Engage in a morning routine that exercises the brain and your body
On your morning walk or run, listen to an informational podcast or an audiobook. I’ll sometimes listen to a podcast while also focusing on my feet hitting the pavement. Doing both of these things is how you can exercise your brain and body simultaneously. After I listen to a podcast, I feel an extra boost of motivation and inspiration and I’ll write down essential pieces of information I heard.

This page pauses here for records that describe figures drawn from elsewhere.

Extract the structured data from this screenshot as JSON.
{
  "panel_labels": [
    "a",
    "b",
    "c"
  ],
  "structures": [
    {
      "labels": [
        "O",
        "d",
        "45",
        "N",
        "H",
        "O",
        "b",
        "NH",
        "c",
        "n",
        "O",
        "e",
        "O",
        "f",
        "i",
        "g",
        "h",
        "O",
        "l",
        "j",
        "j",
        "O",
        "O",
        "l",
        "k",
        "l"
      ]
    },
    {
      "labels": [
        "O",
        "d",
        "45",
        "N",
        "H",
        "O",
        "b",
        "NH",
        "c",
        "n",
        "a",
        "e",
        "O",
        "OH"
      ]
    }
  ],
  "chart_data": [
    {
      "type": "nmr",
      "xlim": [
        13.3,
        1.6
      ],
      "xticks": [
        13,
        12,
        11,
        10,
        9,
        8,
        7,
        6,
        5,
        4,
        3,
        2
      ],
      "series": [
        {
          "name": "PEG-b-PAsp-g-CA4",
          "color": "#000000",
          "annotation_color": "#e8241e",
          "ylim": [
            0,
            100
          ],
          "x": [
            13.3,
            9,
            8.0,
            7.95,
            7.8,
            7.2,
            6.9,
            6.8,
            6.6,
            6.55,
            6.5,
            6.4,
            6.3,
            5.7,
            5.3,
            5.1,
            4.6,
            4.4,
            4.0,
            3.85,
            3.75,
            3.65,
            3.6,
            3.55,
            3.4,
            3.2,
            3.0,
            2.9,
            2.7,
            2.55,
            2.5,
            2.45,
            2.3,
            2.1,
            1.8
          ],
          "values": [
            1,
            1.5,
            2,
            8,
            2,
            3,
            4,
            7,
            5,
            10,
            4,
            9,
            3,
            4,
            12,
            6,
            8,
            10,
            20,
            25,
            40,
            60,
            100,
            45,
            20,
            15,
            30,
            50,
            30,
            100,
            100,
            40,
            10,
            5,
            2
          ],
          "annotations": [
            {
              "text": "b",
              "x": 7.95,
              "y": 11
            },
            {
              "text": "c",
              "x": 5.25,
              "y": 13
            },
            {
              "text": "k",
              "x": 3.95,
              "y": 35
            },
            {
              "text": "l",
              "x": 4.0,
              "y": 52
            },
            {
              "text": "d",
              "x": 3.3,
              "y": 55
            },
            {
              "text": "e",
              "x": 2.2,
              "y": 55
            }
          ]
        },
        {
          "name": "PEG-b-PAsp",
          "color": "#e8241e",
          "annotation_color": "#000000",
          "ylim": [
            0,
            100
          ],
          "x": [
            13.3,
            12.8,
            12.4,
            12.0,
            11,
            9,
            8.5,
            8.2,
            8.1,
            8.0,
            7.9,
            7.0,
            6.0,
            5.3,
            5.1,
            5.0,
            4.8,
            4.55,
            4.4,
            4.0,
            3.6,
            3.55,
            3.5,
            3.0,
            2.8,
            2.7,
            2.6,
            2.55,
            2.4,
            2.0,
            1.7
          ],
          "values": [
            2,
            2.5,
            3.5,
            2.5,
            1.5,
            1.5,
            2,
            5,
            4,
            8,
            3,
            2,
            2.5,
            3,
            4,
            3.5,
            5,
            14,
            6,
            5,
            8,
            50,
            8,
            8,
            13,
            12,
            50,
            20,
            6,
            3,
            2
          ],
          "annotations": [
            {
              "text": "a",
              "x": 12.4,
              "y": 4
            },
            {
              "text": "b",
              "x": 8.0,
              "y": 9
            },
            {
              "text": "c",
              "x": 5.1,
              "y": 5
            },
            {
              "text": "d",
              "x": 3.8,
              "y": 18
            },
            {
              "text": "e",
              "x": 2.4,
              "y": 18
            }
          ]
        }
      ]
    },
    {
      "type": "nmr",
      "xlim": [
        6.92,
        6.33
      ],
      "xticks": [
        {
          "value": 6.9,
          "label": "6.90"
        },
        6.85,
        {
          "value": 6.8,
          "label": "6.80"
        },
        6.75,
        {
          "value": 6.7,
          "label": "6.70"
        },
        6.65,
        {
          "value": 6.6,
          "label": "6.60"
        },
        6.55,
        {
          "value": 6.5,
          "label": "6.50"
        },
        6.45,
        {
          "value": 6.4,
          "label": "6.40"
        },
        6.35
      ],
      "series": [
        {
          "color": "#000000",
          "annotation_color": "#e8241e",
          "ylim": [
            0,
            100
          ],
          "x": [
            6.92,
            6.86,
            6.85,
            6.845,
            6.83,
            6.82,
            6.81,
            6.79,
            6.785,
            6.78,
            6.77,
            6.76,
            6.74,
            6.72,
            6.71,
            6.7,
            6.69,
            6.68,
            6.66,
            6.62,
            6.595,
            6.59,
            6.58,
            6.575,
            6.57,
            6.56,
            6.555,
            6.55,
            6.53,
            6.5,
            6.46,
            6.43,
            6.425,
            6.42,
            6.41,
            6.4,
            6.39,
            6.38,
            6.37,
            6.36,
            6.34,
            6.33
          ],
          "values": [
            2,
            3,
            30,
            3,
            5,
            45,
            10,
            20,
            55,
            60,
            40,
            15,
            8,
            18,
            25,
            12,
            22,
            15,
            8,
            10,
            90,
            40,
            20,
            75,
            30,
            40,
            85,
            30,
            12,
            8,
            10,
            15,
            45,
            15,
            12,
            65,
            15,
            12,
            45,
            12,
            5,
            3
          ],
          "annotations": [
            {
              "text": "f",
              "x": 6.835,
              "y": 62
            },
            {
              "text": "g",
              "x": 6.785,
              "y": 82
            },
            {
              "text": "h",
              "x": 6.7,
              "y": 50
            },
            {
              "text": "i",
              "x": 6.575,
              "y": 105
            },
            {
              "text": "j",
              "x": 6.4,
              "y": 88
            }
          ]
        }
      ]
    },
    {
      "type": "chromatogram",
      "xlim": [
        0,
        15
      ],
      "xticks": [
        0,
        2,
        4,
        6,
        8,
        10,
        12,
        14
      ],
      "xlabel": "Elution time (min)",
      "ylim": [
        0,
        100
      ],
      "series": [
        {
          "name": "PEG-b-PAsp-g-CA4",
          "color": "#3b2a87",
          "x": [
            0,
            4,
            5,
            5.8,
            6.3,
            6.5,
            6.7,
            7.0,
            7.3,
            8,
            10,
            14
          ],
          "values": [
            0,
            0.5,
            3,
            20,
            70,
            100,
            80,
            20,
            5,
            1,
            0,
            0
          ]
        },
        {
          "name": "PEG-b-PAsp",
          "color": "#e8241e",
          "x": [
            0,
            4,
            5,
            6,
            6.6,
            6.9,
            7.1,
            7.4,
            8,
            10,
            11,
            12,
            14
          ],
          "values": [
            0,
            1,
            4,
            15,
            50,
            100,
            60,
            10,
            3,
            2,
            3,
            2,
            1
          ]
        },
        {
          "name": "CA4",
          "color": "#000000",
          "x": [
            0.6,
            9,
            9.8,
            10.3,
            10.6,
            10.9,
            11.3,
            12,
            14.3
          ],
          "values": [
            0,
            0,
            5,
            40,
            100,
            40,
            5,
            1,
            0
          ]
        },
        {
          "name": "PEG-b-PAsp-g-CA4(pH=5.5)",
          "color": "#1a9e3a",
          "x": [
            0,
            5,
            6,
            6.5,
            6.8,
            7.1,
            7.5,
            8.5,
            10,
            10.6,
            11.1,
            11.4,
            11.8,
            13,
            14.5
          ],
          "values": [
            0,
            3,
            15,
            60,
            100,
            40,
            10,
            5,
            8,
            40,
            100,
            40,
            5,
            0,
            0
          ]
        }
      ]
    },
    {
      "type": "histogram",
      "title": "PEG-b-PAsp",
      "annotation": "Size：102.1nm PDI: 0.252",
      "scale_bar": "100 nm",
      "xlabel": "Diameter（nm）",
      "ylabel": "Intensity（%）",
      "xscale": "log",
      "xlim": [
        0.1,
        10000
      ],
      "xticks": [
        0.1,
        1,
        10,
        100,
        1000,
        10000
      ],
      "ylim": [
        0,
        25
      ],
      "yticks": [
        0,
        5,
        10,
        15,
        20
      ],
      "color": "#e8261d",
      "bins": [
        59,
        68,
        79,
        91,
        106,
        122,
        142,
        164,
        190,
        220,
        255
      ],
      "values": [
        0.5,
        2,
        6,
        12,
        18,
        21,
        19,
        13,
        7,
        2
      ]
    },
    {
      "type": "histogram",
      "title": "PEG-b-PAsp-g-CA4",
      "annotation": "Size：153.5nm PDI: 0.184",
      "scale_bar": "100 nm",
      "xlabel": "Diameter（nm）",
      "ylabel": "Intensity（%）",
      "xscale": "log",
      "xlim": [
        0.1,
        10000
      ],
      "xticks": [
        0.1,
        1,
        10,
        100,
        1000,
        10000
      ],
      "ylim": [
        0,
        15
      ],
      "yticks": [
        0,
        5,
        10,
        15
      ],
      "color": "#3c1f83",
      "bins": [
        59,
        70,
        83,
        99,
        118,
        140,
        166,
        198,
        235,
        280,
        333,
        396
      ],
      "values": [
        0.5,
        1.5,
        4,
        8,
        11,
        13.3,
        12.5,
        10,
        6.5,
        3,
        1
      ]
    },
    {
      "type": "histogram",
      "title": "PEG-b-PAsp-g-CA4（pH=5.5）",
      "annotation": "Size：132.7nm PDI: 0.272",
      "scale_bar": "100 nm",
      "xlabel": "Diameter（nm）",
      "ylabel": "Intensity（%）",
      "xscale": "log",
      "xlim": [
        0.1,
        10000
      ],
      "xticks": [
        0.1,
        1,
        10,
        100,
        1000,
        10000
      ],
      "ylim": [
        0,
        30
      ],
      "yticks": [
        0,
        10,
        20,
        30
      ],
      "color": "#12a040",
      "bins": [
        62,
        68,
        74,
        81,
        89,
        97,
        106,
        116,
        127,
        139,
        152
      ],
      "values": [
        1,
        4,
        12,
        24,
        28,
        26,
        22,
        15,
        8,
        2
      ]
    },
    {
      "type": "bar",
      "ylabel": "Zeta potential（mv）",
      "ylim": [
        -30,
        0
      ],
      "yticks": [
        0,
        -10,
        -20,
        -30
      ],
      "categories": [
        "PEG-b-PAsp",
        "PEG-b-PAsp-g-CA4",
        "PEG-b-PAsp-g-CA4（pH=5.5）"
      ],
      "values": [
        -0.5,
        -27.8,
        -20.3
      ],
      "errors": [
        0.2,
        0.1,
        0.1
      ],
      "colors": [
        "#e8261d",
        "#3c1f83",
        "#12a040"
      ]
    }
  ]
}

Eat a diet high in tryptophan:
Our bodies don’t naturally produce tryptophan. Google describes tryptophan, and I quote: “Tryptophan is an α-amino acid that is used in the biosynthesis of proteins. Tryptophan contains an α-amino group, an α-carboxylic acid group, and a side chain indole, making it a non-polar aromatic amino acid. It is essential in humans, meaning that the body cannot synthesize it and it must be obtained from the diet.” Focusing on eating a diet high in tryptophan will sustain memory sharpness throughout the day.
Regular deep breathing
We’ve all heard about the benefits of deep breathing. Did you know that deep breathing not only activates the brain and mind, but it can also improve memory? Doing deep breathing exercises eases stress throughout the body and forces us to slow down. In turn, when we’re at ease and calm, this is when our brains perform at its highest level. Next time you’re feeling stressed, slow breathing down and focus on lowering your heartrate. You’ll notice a change in how your memory operates throughout the day.
Meditative stretching each day
Every morning, it helps to begin the day with meditative stretching. Doing so will prevent potential pain flareups from wreaking havoc on your central nervous system. Tension of any kind is very damaging to memory as it causes an interference in the brain’s abilities to process information and manage the usual stressors of daily living.
Practice stillness even in times of chaos
Just practicing regular stillness can clear the mind of unnecessary clutter. The act of stillness reduces anxiety and stress and allows you to refocus on the important tasks at hand. Overwhelm and overstress can come from being too on the go and run. There is a cost for always moving and shaking and one of them is your energy! Being on the run constantly is the surefire route to burnout and issues with anxiety and depression. Integrating stillness preserves your energy and optimizes brain and mind function.
Take pictures and videos frequently
This is a more hands-on approach to exercising and improving memory function. Having something concrete to refer to keeps both sides of your brain active. Visuals allow imagery and information to move into the long-term memory. Pulling up images jogs the memory and offers opportunities to recall more information that might’ve been previously forgotten.
Memory is an asset and aids in our overall wellness and functionality, so it’s important to protect it. Engage in activities that support the central nervous system, which directly affects multiple brain functions. Mindfulness is a great way to sustain sharpened memory, and in many professional fields and in everyday living, it’s even more essential.